ActiveSheet.Protection.AllowFormattingColumns

As an aside, in case your code isn't just paraphrased: It's a good idea when calling on parts of a workbook to specify your workbook/sheet too. It's not necessary, but for a few extra keystrokes can save you a multitude of headaches. I try to be as specific as I can be. If the sheet number will never change than I specify by sheet index. If the workbook name will never change, I specify that too.
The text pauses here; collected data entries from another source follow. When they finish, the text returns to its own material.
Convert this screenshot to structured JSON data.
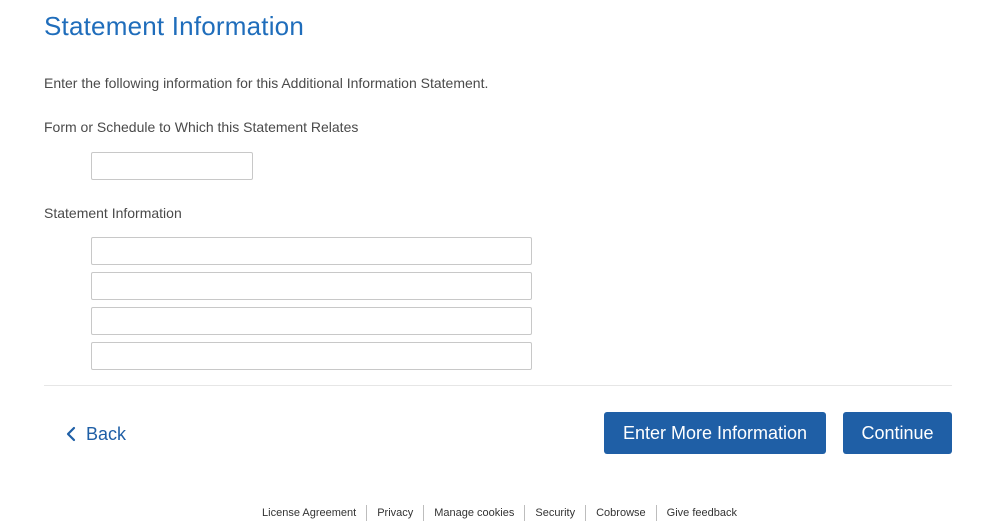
{
  "page": {
    "title": "Statement Information",
    "intro": "Enter the following information for this Additional Information Statement."
  },
  "form": {
    "form_schedule_label": "Form or Schedule to Which this Statement Relates",
    "form_schedule_value": "",
    "statement_label": "Statement Information",
    "statement_lines": [
      "",
      "",
      "",
      ""
    ]
  },
  "nav": {
    "back_label": "Back",
    "back_icon": "chevron-left-icon",
    "enter_more_label": "Enter More Information",
    "continue_label": "Continue"
  },
  "footer": {
    "links": [
      "License Agreement",
      "Privacy",
      "Manage cookies",
      "Security",
      "Cobrowse",
      "Give feedback"
    ]
  },
  "colors": {
    "title": "#1f6dbb",
    "primary_button": "#1f5fa6",
    "link": "#1f5fa6"
  }
}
It keeps me from running macros on the wrong sheet when I have 20 of them open, and hit F5! You can go a little further and let MS back you up with Option Explicit too, but that's a conversation for another thread.
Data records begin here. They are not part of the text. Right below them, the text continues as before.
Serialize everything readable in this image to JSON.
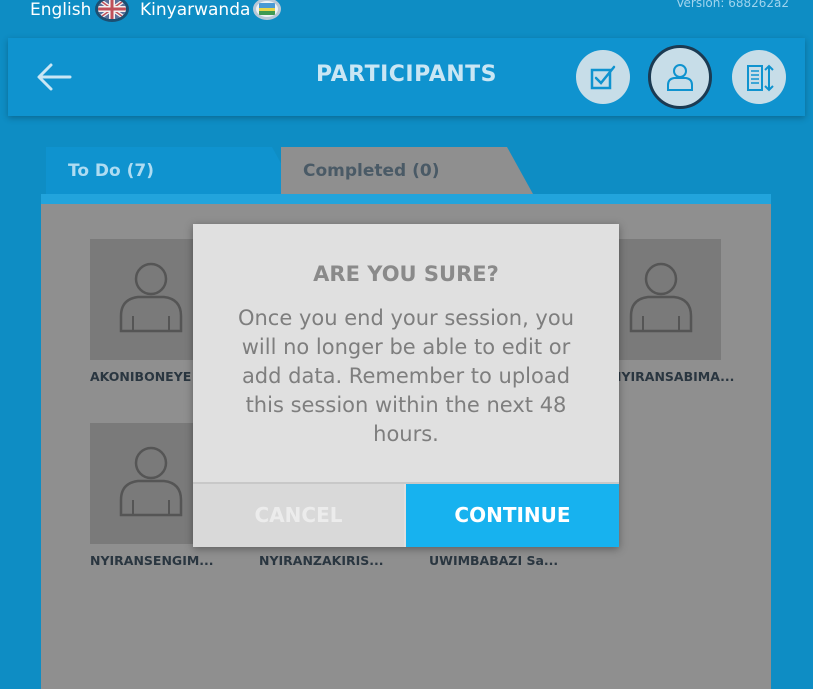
{
  "languages": {
    "english_label": "English",
    "kinyarwanda_label": "Kinyarwanda"
  },
  "version": "Version: 688262a2",
  "header": {
    "title": "PARTICIPANTS"
  },
  "tabs": [
    {
      "label": "To Do (7)",
      "active": true
    },
    {
      "label": "Completed (0)",
      "active": false
    }
  ],
  "participants": [
    {
      "name": "AKONIBONEYE ..."
    },
    {
      "name": "NYIRANSABIMA..."
    },
    {
      "name": "NYIRANSENGIM..."
    },
    {
      "name": "NYIRANZAKIRIS..."
    },
    {
      "name": "UWIMBABAZI Sa..."
    }
  ],
  "dialog": {
    "title": "ARE YOU SURE?",
    "message": "Once you end your session, you will no longer be able to edit or add data. Remember to upload this session within the next 48 hours.",
    "cancel_label": "CANCEL",
    "continue_label": "CONTINUE"
  },
  "colors": {
    "background": "#0e8dc4",
    "header": "#0f93cf",
    "accent": "#17b2ef",
    "overlay_content": "#8f8f8f"
  }
}
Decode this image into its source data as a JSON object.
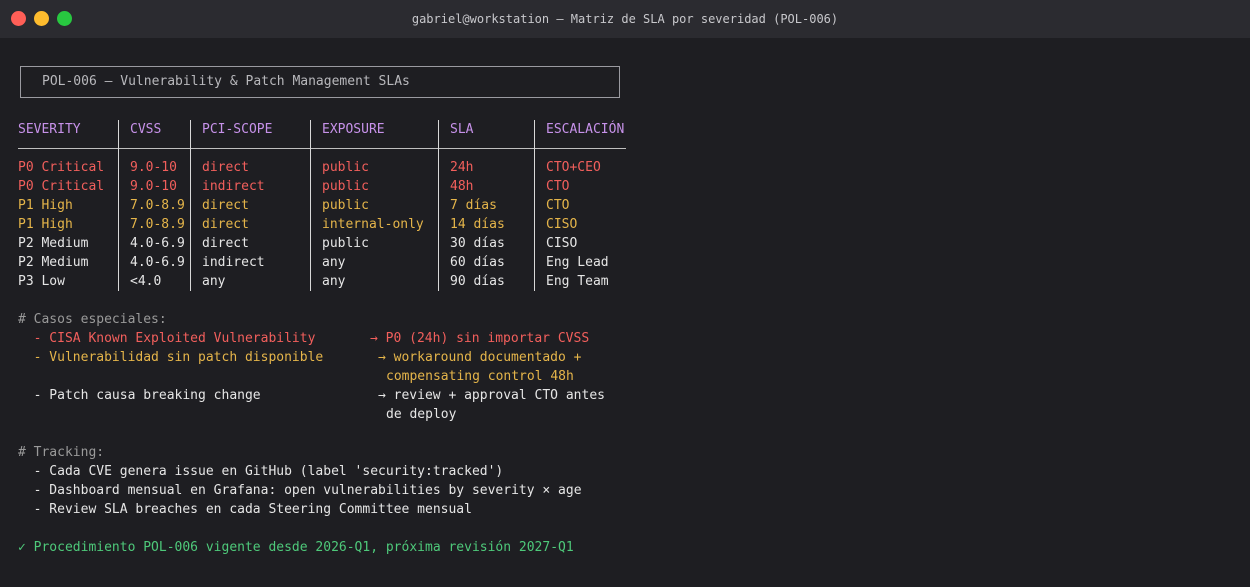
{
  "window": {
    "title": "gabriel@workstation — Matriz de SLA por severidad (POL-006)",
    "lights": [
      "#ff5f57",
      "#febc2e",
      "#28c840"
    ]
  },
  "banner": "POL-006 — Vulnerability & Patch Management SLAs",
  "table": {
    "headers": [
      "SEVERITY",
      "CVSS",
      "PCI-SCOPE",
      "EXPOSURE",
      "SLA",
      "ESCALACIÓN"
    ],
    "rows": [
      {
        "tone": "red",
        "cells": [
          "P0 Critical",
          "9.0-10",
          "direct",
          "public",
          "24h",
          "CTO+CEO"
        ]
      },
      {
        "tone": "red",
        "cells": [
          "P0 Critical",
          "9.0-10",
          "indirect",
          "public",
          "48h",
          "CTO"
        ]
      },
      {
        "tone": "amber",
        "cells": [
          "P1 High",
          "7.0-8.9",
          "direct",
          "public",
          "7 días",
          "CTO"
        ]
      },
      {
        "tone": "amber",
        "cells": [
          "P1 High",
          "7.0-8.9",
          "direct",
          "internal-only",
          "14 días",
          "CISO"
        ]
      },
      {
        "tone": "white",
        "cells": [
          "P2 Medium",
          "4.0-6.9",
          "direct",
          "public",
          "30 días",
          "CISO"
        ]
      },
      {
        "tone": "white",
        "cells": [
          "P2 Medium",
          "4.0-6.9",
          "indirect",
          "any",
          "60 días",
          "Eng Lead"
        ]
      },
      {
        "tone": "white",
        "cells": [
          "P3 Low",
          "<4.0",
          "any",
          "any",
          "90 días",
          "Eng Team"
        ]
      }
    ]
  },
  "special": {
    "heading": "# Casos especiales:",
    "items": [
      {
        "tone": "red",
        "left": "  - CISA Known Exploited Vulnerability",
        "right": "→ P0 (24h) sin importar CVSS",
        "cont": ""
      },
      {
        "tone": "amber",
        "left": "  - Vulnerabilidad sin patch disponible",
        "right": "→ workaround documentado +",
        "cont": "compensating control 48h"
      },
      {
        "tone": "white",
        "left": "  - Patch causa breaking change",
        "right": "→ review + approval CTO antes",
        "cont": "de deploy"
      }
    ]
  },
  "tracking": {
    "heading": "# Tracking:",
    "items": [
      "  - Cada CVE genera issue en GitHub (label 'security:tracked')",
      "  - Dashboard mensual en Grafana: open vulnerabilities by severity × age",
      "  - Review SLA breaches en cada Steering Committee mensual"
    ]
  },
  "footer": "✓ Procedimiento POL-006 vigente desde 2026-Q1, próxima revisión 2027-Q1"
}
You could declare/set your current worksheet as an Object at the top, and then use it throughout like:

Dim ws As WorkSheet
set ws = ActiveSheet

and your snippet becomes

Dim ws As WorkSheet
set ws = ActiveSheet
'Or better yet set ws = ActiveWorkbook.Sheets(1)'<-- Change your sheet here

ws.Range(Cells(begin_row, begin_column), Cells(final_row, final_column)).Select
If Selection.Locked = True Then
    Selection.Locked = False
End If

ws.Protect AllowFormattingColumns:=True, _
    AllowFormattingRows:=True, Contents:=True

Good luck!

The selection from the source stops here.